Faculty at ECU’s Brody School of Medicine have made national news in recent months because of their contributions toward transforming medical education around high quality, team-based, patient-centered care. Brody’s innovative curriculum is what led the American Medical Association in 2013 to award the school $1 million to help lead their national Accelerating Change in Medical Education (ACME) initiative.

Now Brody students are getting noticed for doing their part too. Several recently traveled to Ann Arbor, Michigan, to attend the AMA’s student-led ACME consortium, which brought together medical students from across the country to address key challenges in medical education.

Brody students presented several posters on topics ranging from second-year curriculum optimization to student-led implementation of tablet use in the clinical education setting.

Students attend the AMA conference. (Contributed photo)

Students attend the AMA conference. (Contributed photo)

“As one of the smaller schools represented at the conference, the imprint our students had on the conference was quite impressive,” said Dr. Jill Sutton, a clinical Ob/Gyn professor at ECU and the group’s faculty representative at the event.

Third-year student Zach Frabitore gave an oral presentation about developing and implementing interdisciplinary mock disaster exercises like the ones Brody students held the past two years. Frabitore said his presentation resonated with other students, and many approached him throughout the day to discuss it further.

“I think we left the conference having made a very clear and loud statement about our student body at Brody,” said Frabitore. “We were able to articulate the commitment to student leadership and intimate faculty-student relationships that encourage innovation at our home institution.

“Many students were [surprised] when we spoke about how we could pick up the phone and make personal calls to our faculty to discuss project ideas and receive advice from mentors who knew us on a personal level.”

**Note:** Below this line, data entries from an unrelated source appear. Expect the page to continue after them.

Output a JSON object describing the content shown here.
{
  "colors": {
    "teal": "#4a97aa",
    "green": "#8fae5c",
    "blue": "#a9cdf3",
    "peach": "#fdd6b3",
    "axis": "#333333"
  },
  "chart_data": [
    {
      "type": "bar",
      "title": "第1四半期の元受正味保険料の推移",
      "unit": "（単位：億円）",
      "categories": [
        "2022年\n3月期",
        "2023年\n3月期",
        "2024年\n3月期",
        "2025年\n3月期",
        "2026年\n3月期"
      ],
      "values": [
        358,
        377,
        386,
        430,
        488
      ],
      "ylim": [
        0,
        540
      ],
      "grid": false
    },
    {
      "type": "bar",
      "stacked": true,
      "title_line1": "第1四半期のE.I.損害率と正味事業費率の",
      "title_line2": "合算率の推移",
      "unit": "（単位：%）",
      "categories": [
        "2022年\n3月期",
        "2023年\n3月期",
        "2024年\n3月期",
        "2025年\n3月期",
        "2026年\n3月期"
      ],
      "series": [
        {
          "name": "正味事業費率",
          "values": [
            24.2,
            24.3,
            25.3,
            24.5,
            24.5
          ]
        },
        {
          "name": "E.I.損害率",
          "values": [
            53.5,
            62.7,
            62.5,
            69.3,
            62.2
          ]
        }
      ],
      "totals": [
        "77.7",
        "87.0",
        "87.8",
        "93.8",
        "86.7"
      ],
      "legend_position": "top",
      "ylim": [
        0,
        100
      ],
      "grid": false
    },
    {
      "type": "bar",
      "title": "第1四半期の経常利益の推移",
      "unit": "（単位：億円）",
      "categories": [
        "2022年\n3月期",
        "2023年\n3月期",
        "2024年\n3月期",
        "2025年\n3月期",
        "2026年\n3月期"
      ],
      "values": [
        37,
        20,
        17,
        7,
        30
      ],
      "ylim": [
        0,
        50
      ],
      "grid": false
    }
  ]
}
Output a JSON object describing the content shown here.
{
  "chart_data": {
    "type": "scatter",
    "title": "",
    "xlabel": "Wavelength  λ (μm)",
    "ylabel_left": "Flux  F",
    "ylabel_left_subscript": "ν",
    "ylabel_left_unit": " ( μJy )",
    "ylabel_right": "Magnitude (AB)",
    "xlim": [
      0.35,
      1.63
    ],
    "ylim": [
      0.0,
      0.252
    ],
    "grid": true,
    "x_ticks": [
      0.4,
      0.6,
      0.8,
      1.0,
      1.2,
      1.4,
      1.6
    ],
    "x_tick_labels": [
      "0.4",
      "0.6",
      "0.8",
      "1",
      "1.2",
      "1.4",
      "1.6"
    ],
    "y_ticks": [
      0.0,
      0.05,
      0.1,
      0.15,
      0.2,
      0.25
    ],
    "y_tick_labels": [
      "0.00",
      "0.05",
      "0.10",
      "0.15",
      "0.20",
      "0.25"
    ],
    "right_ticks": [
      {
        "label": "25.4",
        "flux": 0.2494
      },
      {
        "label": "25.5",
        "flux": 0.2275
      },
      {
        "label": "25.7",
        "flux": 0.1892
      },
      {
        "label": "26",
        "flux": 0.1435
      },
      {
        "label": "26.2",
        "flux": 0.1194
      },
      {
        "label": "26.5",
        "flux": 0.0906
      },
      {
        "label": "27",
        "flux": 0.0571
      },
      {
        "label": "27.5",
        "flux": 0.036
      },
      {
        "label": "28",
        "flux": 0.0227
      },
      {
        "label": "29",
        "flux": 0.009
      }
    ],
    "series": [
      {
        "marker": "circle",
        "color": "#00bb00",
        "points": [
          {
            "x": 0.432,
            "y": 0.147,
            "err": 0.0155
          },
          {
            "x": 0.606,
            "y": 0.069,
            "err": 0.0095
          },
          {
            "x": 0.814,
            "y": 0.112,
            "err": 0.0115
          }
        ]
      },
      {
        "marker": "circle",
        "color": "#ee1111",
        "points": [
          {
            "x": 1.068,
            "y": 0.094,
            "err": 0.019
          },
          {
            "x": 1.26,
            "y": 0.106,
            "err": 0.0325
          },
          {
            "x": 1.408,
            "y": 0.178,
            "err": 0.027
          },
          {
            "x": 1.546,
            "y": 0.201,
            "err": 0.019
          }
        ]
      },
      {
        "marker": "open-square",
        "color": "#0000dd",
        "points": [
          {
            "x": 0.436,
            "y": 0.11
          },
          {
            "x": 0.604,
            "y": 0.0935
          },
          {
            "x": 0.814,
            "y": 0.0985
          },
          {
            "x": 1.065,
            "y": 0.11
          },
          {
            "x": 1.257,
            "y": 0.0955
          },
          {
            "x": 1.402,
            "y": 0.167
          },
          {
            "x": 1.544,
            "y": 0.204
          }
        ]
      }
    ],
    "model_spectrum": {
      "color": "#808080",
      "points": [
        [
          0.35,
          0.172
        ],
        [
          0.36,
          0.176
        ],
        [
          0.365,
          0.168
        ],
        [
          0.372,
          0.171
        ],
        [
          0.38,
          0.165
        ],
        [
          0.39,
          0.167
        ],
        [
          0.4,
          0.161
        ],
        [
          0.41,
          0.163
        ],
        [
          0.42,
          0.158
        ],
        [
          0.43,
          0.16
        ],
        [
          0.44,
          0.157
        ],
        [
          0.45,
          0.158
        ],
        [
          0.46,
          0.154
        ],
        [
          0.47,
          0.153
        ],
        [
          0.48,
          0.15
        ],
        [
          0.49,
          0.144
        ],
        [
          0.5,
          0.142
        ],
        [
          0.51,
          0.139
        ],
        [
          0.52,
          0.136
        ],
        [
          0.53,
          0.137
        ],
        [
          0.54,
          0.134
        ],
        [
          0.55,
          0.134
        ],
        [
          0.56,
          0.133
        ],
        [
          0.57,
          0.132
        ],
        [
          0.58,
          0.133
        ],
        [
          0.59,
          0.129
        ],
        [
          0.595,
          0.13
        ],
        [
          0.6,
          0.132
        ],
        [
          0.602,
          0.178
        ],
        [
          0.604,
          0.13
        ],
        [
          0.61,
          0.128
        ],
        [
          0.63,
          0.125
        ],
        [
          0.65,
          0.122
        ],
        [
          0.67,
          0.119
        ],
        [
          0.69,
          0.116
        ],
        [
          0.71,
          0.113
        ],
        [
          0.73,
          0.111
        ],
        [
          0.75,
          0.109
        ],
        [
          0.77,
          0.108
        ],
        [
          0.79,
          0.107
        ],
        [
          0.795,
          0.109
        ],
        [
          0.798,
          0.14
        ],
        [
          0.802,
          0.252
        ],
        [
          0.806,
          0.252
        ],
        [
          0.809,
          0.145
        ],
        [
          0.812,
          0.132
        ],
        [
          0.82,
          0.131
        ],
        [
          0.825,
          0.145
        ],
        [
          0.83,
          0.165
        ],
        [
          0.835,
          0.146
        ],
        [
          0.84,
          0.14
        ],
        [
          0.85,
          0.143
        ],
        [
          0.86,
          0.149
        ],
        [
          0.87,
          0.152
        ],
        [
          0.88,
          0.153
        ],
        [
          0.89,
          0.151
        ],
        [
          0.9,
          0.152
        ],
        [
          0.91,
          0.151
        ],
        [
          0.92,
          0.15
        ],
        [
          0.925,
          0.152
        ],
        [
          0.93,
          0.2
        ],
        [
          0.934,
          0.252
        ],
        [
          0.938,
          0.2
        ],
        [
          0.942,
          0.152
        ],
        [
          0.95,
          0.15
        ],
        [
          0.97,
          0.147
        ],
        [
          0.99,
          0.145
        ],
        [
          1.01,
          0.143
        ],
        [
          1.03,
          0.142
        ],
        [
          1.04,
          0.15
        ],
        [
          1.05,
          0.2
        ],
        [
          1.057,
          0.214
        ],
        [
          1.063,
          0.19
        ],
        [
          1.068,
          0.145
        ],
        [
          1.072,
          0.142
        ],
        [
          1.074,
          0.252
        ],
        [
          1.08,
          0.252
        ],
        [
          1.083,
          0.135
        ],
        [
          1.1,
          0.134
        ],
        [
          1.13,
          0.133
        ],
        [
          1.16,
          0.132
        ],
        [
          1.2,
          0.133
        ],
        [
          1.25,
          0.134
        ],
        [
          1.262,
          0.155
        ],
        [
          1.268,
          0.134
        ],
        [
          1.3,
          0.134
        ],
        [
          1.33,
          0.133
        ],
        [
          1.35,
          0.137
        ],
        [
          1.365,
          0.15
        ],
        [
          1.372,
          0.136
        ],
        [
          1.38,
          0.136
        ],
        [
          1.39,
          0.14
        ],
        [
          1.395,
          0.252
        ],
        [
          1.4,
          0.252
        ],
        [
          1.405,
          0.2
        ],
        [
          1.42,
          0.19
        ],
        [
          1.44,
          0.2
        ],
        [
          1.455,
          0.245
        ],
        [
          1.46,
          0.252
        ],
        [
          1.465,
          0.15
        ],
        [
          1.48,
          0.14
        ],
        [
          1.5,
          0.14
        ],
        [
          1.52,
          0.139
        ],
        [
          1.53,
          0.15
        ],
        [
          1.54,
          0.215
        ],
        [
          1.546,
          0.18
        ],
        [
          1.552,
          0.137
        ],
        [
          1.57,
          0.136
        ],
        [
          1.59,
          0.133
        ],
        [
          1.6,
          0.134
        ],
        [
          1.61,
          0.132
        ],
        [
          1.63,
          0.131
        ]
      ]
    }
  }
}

“The school’s commitment to student participation in curricular governance and feedback that informs future decisions is a high value for Brody,” said Dr. Elizabeth Baxley, Senior Associate Dean for Academic Affairs. “The enhanced opportunities we have had in recent years to invest more substantially in student leadership development and to more formalize their contributions to educational and clinical scholarship are already paying off – for the students and the institution. Additionally, it has increased Brody’s national reputation and brought attention to the great work that has been happening here for many years. Everyone wins in that scenario!”